It is difficult to compose a statement describing plans for the future during this COVID-19 pandemic. A gradual return to “normal” is likely to lead to quite a new type of normal. We may have tighter budgets, greatly restricted travel, and virtual meetings for some time. We are however a technologically savvy group, and I’m certain the AMS can weather these changes and thrive. If elected to the council, I’ll be excited to work within AMS leadership to help guide the society onto a new and vibrant path.
One growing urgent issue for AMS-related research is the increasing amounts of commercially- sourced environmental data, which poses a set of both opportunities and challenges. The depth and duration of the economic downturn is difficult to forecast, and many companies are struggling with necessary work slowdowns. Government funding for data acquisition and research seems unlikely to increase. Key issues for AMS-related research involve creating and maintaining stable and quality-controlled data archives.
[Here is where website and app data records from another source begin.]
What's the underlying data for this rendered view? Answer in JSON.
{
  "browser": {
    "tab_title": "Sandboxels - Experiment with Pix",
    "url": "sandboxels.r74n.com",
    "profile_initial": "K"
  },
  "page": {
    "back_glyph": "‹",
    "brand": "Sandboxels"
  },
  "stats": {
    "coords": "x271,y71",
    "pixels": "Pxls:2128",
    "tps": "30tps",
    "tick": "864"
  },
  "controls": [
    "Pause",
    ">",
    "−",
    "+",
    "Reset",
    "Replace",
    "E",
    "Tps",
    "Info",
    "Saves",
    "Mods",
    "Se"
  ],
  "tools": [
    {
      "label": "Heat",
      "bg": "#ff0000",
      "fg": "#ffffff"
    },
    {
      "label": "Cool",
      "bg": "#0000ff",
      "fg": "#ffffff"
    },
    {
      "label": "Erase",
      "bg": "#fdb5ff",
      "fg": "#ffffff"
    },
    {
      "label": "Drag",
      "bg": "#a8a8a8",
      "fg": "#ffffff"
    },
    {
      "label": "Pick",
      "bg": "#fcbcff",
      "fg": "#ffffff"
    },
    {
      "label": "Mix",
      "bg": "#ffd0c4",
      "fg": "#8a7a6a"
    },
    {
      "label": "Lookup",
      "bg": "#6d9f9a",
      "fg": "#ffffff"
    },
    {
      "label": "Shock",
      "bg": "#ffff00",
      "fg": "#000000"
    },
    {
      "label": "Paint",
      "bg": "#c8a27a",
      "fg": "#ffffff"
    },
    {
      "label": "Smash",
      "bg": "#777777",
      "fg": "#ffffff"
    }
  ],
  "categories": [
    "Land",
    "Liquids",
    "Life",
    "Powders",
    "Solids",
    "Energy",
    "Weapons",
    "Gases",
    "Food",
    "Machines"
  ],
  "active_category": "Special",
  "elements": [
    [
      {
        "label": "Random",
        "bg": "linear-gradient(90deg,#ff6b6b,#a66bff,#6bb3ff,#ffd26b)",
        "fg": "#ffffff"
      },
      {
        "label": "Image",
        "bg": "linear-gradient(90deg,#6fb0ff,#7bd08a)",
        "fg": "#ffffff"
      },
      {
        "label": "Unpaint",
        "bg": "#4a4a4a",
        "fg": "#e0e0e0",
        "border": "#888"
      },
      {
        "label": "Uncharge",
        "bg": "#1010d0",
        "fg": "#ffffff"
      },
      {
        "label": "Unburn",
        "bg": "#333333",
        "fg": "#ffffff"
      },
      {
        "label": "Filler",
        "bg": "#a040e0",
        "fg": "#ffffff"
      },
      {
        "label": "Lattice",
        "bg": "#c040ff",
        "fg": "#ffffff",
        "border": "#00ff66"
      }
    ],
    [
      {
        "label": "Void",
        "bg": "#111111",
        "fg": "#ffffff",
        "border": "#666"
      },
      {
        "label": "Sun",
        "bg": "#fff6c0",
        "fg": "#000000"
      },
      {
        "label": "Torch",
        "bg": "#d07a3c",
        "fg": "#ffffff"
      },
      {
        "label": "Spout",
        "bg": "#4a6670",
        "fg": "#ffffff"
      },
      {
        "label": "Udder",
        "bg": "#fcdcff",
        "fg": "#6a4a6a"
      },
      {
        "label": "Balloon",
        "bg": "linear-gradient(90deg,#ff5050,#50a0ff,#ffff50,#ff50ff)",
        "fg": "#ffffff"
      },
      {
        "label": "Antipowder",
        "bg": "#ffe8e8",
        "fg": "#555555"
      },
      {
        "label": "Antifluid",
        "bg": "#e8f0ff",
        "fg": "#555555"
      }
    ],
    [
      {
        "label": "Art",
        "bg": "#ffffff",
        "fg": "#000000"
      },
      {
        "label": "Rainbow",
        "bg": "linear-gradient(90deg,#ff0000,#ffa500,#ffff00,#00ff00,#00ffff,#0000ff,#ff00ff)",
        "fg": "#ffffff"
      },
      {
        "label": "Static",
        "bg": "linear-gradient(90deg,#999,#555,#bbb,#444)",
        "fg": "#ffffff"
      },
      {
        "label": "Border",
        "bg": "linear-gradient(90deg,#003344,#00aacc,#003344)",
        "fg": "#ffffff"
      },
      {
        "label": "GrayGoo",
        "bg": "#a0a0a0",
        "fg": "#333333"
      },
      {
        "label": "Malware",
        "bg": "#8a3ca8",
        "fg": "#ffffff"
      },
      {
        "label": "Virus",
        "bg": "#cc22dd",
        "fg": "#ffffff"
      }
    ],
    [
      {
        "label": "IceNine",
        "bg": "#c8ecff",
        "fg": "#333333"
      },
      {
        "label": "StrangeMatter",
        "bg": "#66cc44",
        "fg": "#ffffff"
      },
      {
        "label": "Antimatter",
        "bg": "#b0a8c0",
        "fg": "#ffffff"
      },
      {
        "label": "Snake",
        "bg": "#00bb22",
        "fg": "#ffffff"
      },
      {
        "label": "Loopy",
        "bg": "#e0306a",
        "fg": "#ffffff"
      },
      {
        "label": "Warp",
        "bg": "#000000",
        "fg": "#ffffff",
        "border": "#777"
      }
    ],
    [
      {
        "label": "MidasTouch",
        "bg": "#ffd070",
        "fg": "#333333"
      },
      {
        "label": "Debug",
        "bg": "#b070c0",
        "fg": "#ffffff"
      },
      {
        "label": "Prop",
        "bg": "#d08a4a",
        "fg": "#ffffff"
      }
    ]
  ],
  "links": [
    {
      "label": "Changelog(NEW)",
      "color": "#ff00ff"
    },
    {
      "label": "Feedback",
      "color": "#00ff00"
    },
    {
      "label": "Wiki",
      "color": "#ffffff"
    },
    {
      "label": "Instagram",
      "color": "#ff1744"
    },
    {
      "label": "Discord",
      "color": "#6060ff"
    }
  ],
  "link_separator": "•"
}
The AMS with its diverse membership across academic, government, and private sectors could provide valuable guidance for public- private data creation and archiving agreements that will also support the needs of ongoing and future scientific work.
Through the pandemic, most of the work of AMS members remains essential and/or has continued unabated outside the office. “Weather, water, and climate” will certainly remain central to serving society’s needs in the foreseeable future. To help ensure a vibrant future for the AMS, it is vital that our early career members feel welcomed and encouraged to assist in planning for the next phase of AMS. I will seek to support the council in actively confronting the concerns of our early-career members, engaging these members as fully as possible, and actively embracing their ideas for solutions and new pathways that will sustain their future work.
Joan Alexander is Senior Research Scientist, Vice President, and Director at the NorthWest Research Associates (NWRA) Boulder Office where she has worked since 1998. She holds a simultaneous Adjoint Professor appointment at the University of Colorado, Atmosphere and Ocean Sciences where she advises students in their research. Directly after completing her PhD she held a Postdoctoral Faculty position at the University of Washington (UW) Atmospheric Sciences and became Research Assistant Professor at UW from 1994-1998, a time when she also taught courses in Dynamic Meteorology. After joining NWRA in 1998, she retained an affiliate faculty appointment at UW until 2011.
Joan has participated in ten aircraft and ballooning measurement field campaigns, and served on two NASA satellite science teams. Among other activities, she served as Co-Chair of the Scientific Steering Group for the Stratosphere-Troposphere Processes and their Role in Climate (SPARC) project of the World Climate Research Programme (WCRP), and has served as President of the Atmospheric Sciences Section of the American Geophysical Union (AGU). She also served as a member of the National Research Council's (NRC) Board on Atmospheric Sciences and Climate, and on other committees and special projects for the AMS, NRC, AGU, WCRP, SCOSTEP, and IAMAS. She was elected Fellow of the AMS in 2006, and became Fellow of the AGU in 2017.
In addition to her US-government funded research at NWRA, Joan has led a variety of international projects. She co-led the WCRP/SPARC Gravity Wave Initiative from 2008-2020, and led a review paper published by this international group. She co-organized two international Symposia in 2011 and 2016 on gravity wave effects relevant to climate prediction and weather forecasting. She has also led three different International Space Science Institute (ISSI) teams that won support for a set of workshops at ISSI in Bern, Switzerland related to gravity wave processes in high-resolution models, analysis systems, and observations.